Figure 4. Clinical Face Phenotype Space is generalizable to dysmorphic syndromes that are absent from a training set.

(A) Clustering Improvement Factor (CIF) estimates are plotted vs the number of individuals per syndrome grouping in the Gorlin collection or patients with similar genetic variant diagnoses. As expected, the stochastic variance in CIF is inversely proportional to the number of individuals available for sampling. The median CIF across all groups is 27.6-fold over what is expected by clustering syndromes randomly. That is to say, the CIF of a randomly placed set is 1. The maximum CIF is fixed by the total number of images in the database and by the cardinality of a syndrome set: the theoretical maximal CIF upper bound is plotted as a red dotted line. The CIF for the minimum and maximum, Cutislaxa syndrome and Otodental syndrome, were 1.0 and 700.0 respectively. (B) Average probabilistic classification accuracies of each individual face placed in Clinical Face Phenotype Space (class prioritization by 20 nearest neighbors weighted by prevalence in the database). The 8 initial syndromes used to train Clinical Face Phenotype Space are shown in color. For syndromes with fewer than 50 examples, accuracies were averaged across all syndromes binned by data set size (i.e., the average accuracy is shown for syndromes with 2–5, 6–10, 11–25, and 26–50 images in the database, Supplementary file 1). Classification accuracies increase proportional to the number of individuals with the syndrome present in the database. Accuracies using support vector machines with binary and forced choice classifications are shown in Figure 4—figure supplement 1 and Figure 4—figure supplement 2. A simulation example of probabilistic querying of Clinical Face Phenotype Space is shown in Figure 4—figure supplement 3.

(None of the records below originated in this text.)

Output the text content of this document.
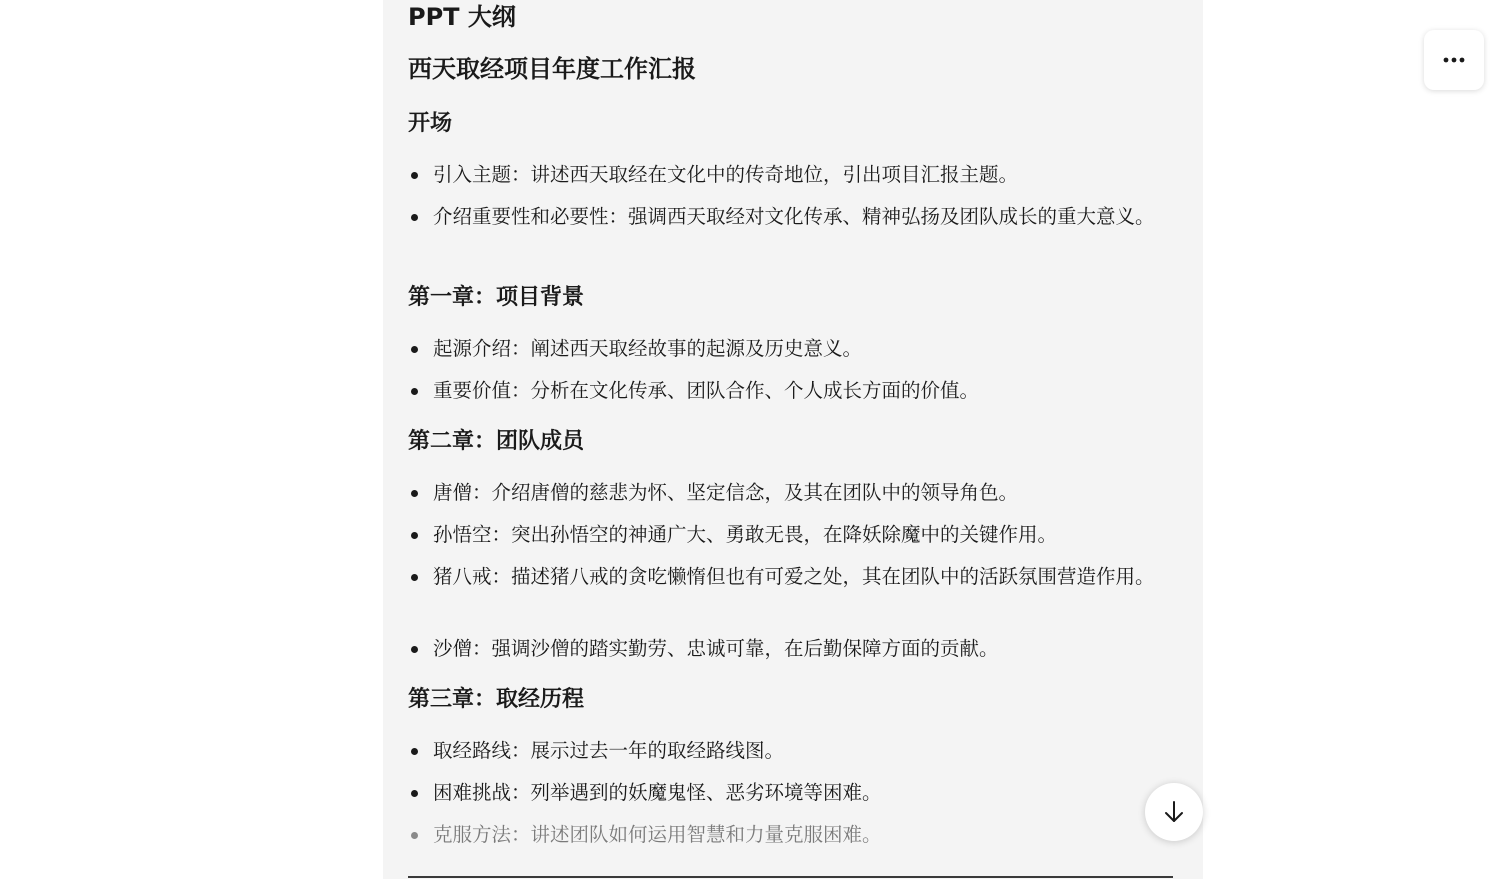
PPT 大纲
西天取经项目年度工作汇报
开场
引入主题：讲述西天取经在文化中的传奇地位，引出项目汇报主题。
介绍重要性和必要性：强调西天取经对文化传承、精神弘扬及团队成长的重大意义。
第一章：项目背景
起源介绍：阐述西天取经故事的起源及历史意义。
重要价值：分析在文化传承、团队合作、个人成长方面的价值。
第二章：团队成员
唐僧：介绍唐僧的慈悲为怀、坚定信念，及其在团队中的领导角色。
孙悟空：突出孙悟空的神通广大、勇敢无畏，在降妖除魔中的关键作用。
猪八戒：描述猪八戒的贪吃懒惰但也有可爱之处，其在团队中的活跃氛围营造作用。
沙僧：强调沙僧的踏实勤劳、忠诚可靠，在后勤保障方面的贡献。
第三章：取经历程
取经路线：展示过去一年的取经路线图。
困难挑战：列举遇到的妖魔鬼怪、恶劣环境等困难。
克服方法：讲述团队如何运用智慧和力量克服困难。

DOI:http://dx.doi.org/10.7554/eLife.02020.011

Figure 4.

Figure 4—figure supplement 1. SVM binary classification accuracies among the 8 syndromes in Table 1.

Figure 4—figure supplement 1.

SVM classifier accuracies when tuned for equal false positive and false negative error rates.
Figure 4—figure supplement 2. SVM forced choice classification accuracies among the 8 syndromes in Table 1.

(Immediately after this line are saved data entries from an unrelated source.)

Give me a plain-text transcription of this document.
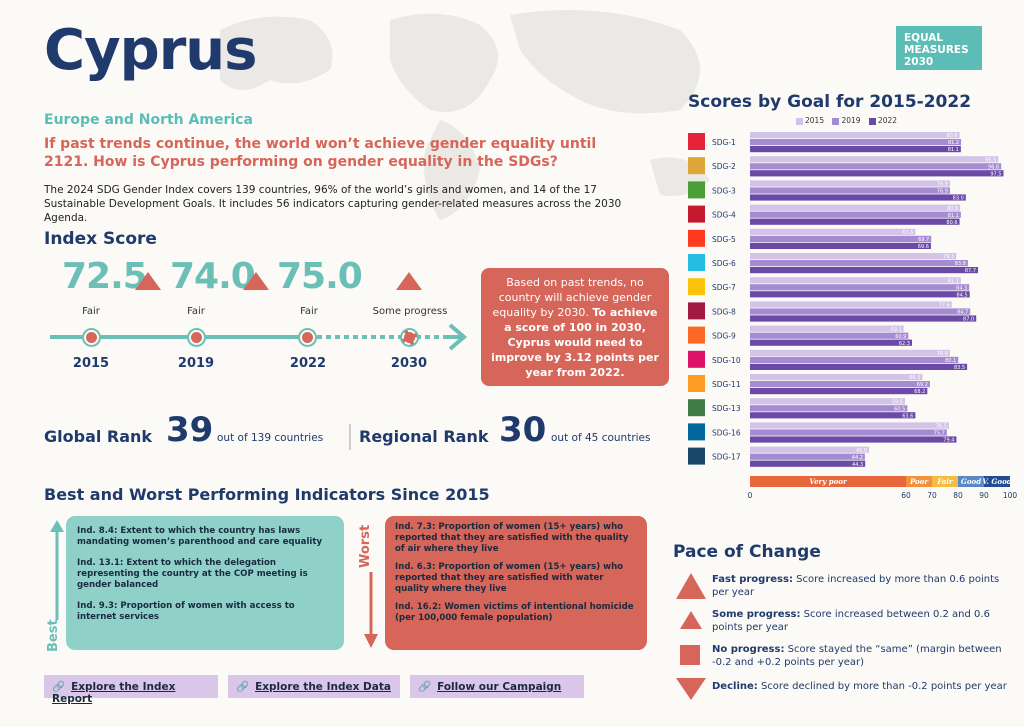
Cyprus	EQUAL
MEASURES
2030
Europe and North America
If past trends continue, the world won’t achieve gender equality until 2121. How is Cyprus performing on gender equality in the SDGs?
The 2024 SDG Gender Index covers 139 countries, 96% of the world’s girls and women, and 14 of the 17 Sustainable Development Goals. It includes 56 indicators capturing gender-related measures across the 2030 Agenda.
Index Score
72.5 74.0 75.0
Fair	Fair	Fair	Some progress
2015	2019	2022	2030
Based on past trends, no country will achieve gender equality by 2030. To achieve a score of 100 in 2030, Cyprus would need to improve by 3.12 points per year from 2022.
Global Rank 39 out of 139 countries Regional Rank 30 out of 45 countries
Best and Worst Performing Indicators Since 2015
Best
Ind. 8.4: Extent to which the country has laws mandating women’s parenthood and care equality
Ind. 13.1: Extent to which the delegation representing the country at the COP meeting is gender balanced
Ind. 9.3: Proportion of women with access to internet services
Worst	Ind. 7.3: Proportion of women (15+ years) who reported that they are satisfied with the quality of air where they live
Ind. 6.3: Proportion of women (15+ years) who reported that they are satisfied with water quality where they live
Ind. 16.2: Women victims of intentional homicide (per 100,000 female population)
🔗 Explore the Index Report
🔗 Explore the Index Data	🔗 Follow our Campaign
Scores by Goal for 2015-2022
2015 2019 2022
SDG-1
80.6
81.2
81.1
SDG-2
95.5
96.6
97.5
SDG-3
76.9
76.9
83.0
SDG-4
80.8
81.1
80.6
SDG-5
63.6
69.7
69.6
SDG-6
79.3
83.8
87.7
SDG-7
81.1
84.3
84.5
SDG-8
77.6
84.7
87.0
SDG-9
59.1
60.9
62.3
SDG-10
76.9
80.1
83.5
SDG-11
66.3
69.2
68.2
SDG-13
59.6
60.5
63.6
SDG-16
76.5
75.7
79.4
SDG-17
45.8
44.2
44.3
Very poor	Poor Fair Good V. Good
0	60 70 80 90 100
Pace of Change
Fast progress: Score increased by more than 0.6 points per year
Some progress: Score increased between 0.2 and 0.6 points per year
No progress: Score stayed the “same” (margin between -0.2 and +0.2 points per year)
Decline: Score declined by more than -0.2 points per year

Figure 4—figure supplement 2.

Figure 4—figure supplement 3. Simulated example illustrating the Clustering Improvement Factor.

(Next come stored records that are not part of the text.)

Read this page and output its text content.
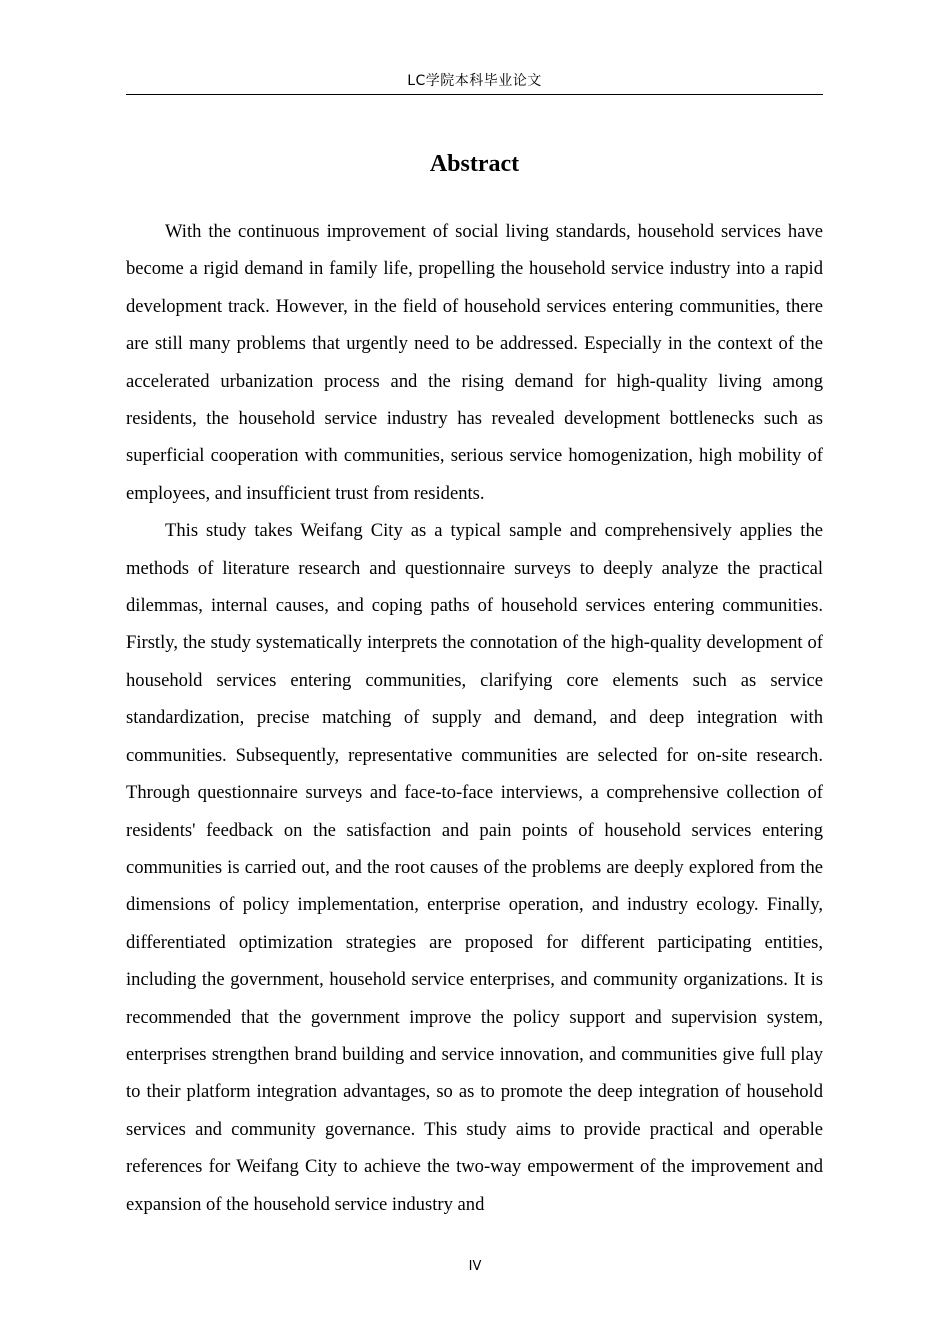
LC学院本科毕业论文
Abstract

With the continuous improvement of social living standards, household services have become a rigid demand in family life, propelling the household service industry into a rapid development track. However, in the field of household services entering communities, there are still many problems that urgently need to be addressed. Especially in the context of the accelerated urbanization process and the rising demand for high-quality living among residents, the household service industry has revealed development bottlenecks such as superficial cooperation with communities, serious service homogenization, high mobility of employees, and insufficient trust from residents.

This study takes Weifang City as a typical sample and comprehensively applies the methods of literature research and questionnaire surveys to deeply analyze the practical dilemmas, internal causes, and coping paths of household services entering communities. Firstly, the study systematically interprets the connotation of the high-quality development of household services entering communities, clarifying core elements such as service standardization, precise matching of supply and demand, and deep integration with communities. Subsequently, representative communities are selected for on-site research. Through questionnaire surveys and face-to-face interviews, a comprehensive collection of residents' feedback on the satisfaction and pain points of household services entering communities is carried out, and the root causes of the problems are deeply explored from the dimensions of policy implementation, enterprise operation, and industry ecology. Finally, differentiated optimization strategies are proposed for different participating entities, including the government, household service enterprises, and community organizations. It is recommended that the government improve the policy support and supervision system, enterprises strengthen brand building and service innovation, and communities give full play to their platform integration advantages, so as to promote the deep integration of household services and community governance. This study aims to provide practical and operable references for Weifang City to achieve the two-way empowerment of the improvement and expansion of the household service industry and

IV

Figure 4—figure supplement 3.

A random scattering of 100 points in 2 dimensions is used as a background set (black circles with white fill). The 20 red plus symbols (within the red shaded area) are a random set of points lying within the same limits as the background set and have a CIF of 0.9. This is the actual degree of clustering of the red points with respect to the expectation of clustering them with 95% confidence (E(r) = 5.6). The filled green circles (within the green shaded area) are the red points shifted by +0.5 units in each dimension and have a CIF of 2.7. The black points (within the gray shaded area) are the red plus symbol positions scaled by 0.5 and then shifted by +1.5 units in dimension 1. The black points are non-overlapping with the background and represent the maximal CIF (of 5.6) in this example.
Figure 4—figure supplement 4. Simulated example of probabilistic querying of Clinical Face Phenotype Space.

Figure 4—figure supplement 4.

(A) Visualization of a population of simulated faces in the first two Multi-Dimensional Scaling (MDS) modes. 7 classes of points (simulated 'syndrome groups') are shown with different distributions and variances. A central 'query' face is indicated by the boxed cross. The 20 nearest neighbors of the query are encircled with a black border. (B) Inset bar graph shows diagnosis hypothesis ranked by class priority. The class priority ranking weights the dispersion and prevalence (spread and number) of a class in the Clinical Face Phenotype Space with the nearest neighbors to assign the most probable diagnosis hypotheses. In the example, the ranked diagnosis estimates of the query point would be class 7, then class 6, and thirdly class 4. The scatter plot shows the individual similarity p0p1 estimates, reflecting their relative closeness in the space as compared to local neighborhood, for the 20 nearest neighbors of the query. The first nearest neighbor is estimated to be 2.6-fold closer to the query than the average based on the local density of neighbors. The dotted line indicates the average relative distance between points among the 20 nearest neighbors. (C) Inset bar graph shows the number of neighbors of the query per class. A scatterplot of dispersion vs cardinality, i.e. relative spread of points and what proportion of the total number of points belong to that class in the simulated space. Plots (B) and (C) allow objective assessment of the distribution of points shown in (A), and aid the interpretation of classification confidence.